Imagine the scene.
You’re driving down Post Road near Ann & Hope. You can’t quite believe your eyes because there, not too far from the road, is the entrance to Rocky Point. There’s no mistaking the cinder block columns and the bridge between the two, with the multi-colored letters to the park’s name, cock-eyed and looking like they had just gotten off the Cork Screw. The gate is too small to be a knockoff of the original and, what is really mystifying, is that it wasn’t there yesterday. So how did it suddenly appear?
When that day happens, sometime this March, the answer will become obvious.
This gate to Rocky Point is on wheels. Actually, it will be part of a 16-by-34-foot food trailer – the Rocky Point Clam Shack.
The trailer, the brainchild of Anthony Restivo, is just the prelude to a Rocky Point experience.

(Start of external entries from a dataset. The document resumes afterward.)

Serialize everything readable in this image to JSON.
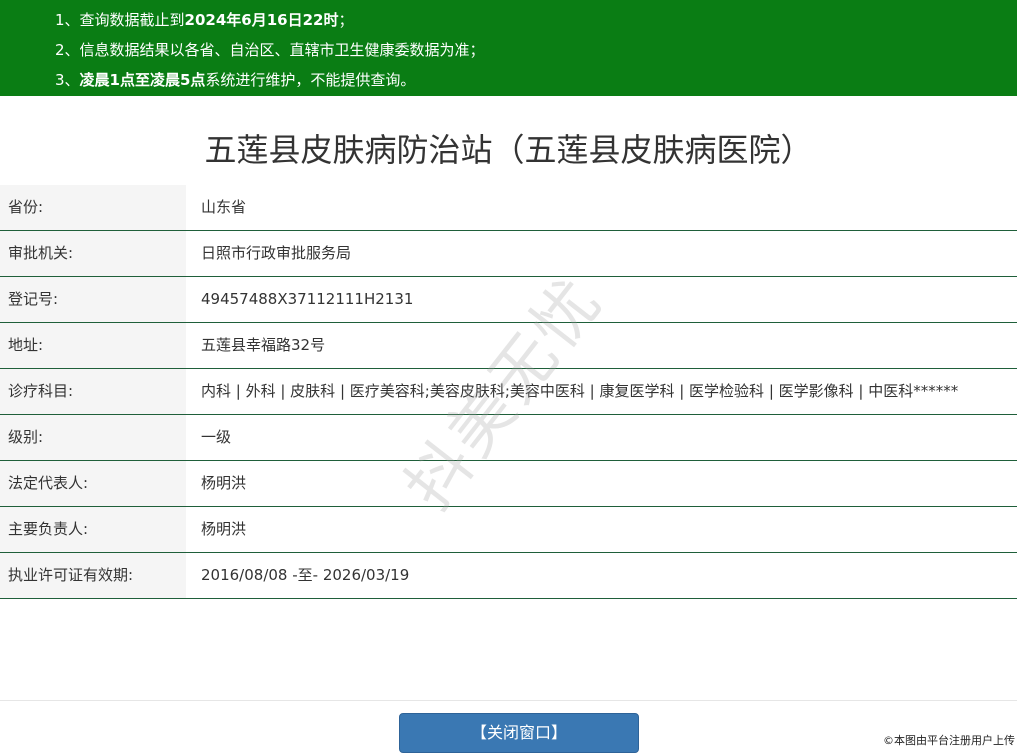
{
  "notice": {
    "line1_prefix": "1、查询数据截止到",
    "line1_bold": "2024年6月16日22时",
    "line1_suffix": "；",
    "line2": "2、信息数据结果以各省、自治区、直辖市卫生健康委数据为准；",
    "line3_prefix": "3、",
    "line3_bold": "凌晨1点至凌晨5点",
    "line3_suffix": "系统进行维护，不能提供查询。"
  },
  "title": "五莲县皮肤病防治站（五莲县皮肤病医院）",
  "rows": [
    {
      "label": "省份:",
      "value": "山东省"
    },
    {
      "label": "审批机关:",
      "value": "日照市行政审批服务局"
    },
    {
      "label": "登记号:",
      "value": "49457488X37112111H2131"
    },
    {
      "label": "地址:",
      "value": "五莲县幸福路32号"
    },
    {
      "label": "诊疗科目:",
      "value": "内科 | 外科 | 皮肤科 | 医疗美容科;美容皮肤科;美容中医科 | 康复医学科 | 医学检验科 | 医学影像科 | 中医科******"
    },
    {
      "label": "级别:",
      "value": "一级"
    },
    {
      "label": "法定代表人:",
      "value": "杨明洪"
    },
    {
      "label": "主要负责人:",
      "value": "杨明洪"
    },
    {
      "label": "执业许可证有效期:",
      "value": "2016/08/08 -至- 2026/03/19"
    }
  ],
  "close_button": "【关闭窗口】",
  "watermark": "抖美无忧",
  "credit": "©本图由平台注册用户上传",
  "colors": {
    "notice_bg": "#0a7d14",
    "button_bg": "#3a78b3",
    "row_border": "#1f5f3a",
    "label_bg": "#f5f5f5"
  }
}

Restivo and his major backer, Chanping “Ping” Hou, visited the Beacon last week to outline plans to rekindle park memories while serving the food that could only be found at Rocky Point. They have the recipes for Rocky Point clam cakes and chowder. In addition, they will bring back lobster dinners and the corn and steamers the Shore Dinner Hall was renowned for.
If you don’t have the time to stop and eat, there will be retail packs of the clam cake mix with directions on how to make them at home.
That’s not all. Under the Plexiglas of picnic tables surrounding the gate trailer will be photographs of the park. Clam cake bags will bear the Shore Dinner Hall drawing just like the originals. Kids will be able to ride a three-foot lobster and Rocky Point placemats – the work of local artist Frank Galasso – will be at each setting.
“We want to keep the whole idea of Rocky Point,” says Restivo. “It’s about family and it’s affordable.”
Restivo, who has been in the mobile kitchen business for 12 years, remembers family outings to the park and the fun he had as a kid. His plan has gained the endorsement of the city’s Zoning Board of Review. And in case you’re wondering, the gates over the trailer will be made of wood and look like blocks.
On the other hand, Hou, a mechanical engineer who came to this country from Taiwan in 1969, never had the chance to visit Rocky Point when it was operating as an amusement park. Hou is tied in with a group of investors in Chinese Native Products. He said there is interest in a government program designed to create jobs through the investment of foreign capital.
“There are a lot of Chinese businesses that make a lot of money and they want to get away from China,” he said.
Whether the Rocky Point food trailer will be the bridge to other new ventures remains to be seen. Restivo said the trailer operation would employ five or six.
“It will be everything Rocky Point,” Restivo said.
To also boost efforts to develop the site of the original park, Restivo said the company intends to support the Rocky Point Foundation, the non-profit organization that led efforts to get a referendum in 2010 to get the $9.6 million needed to buy 82 acres from the Small Business Administration. The foundation is working with the city and state as they consider development of the property after demolition and cleanup is completed later this summer.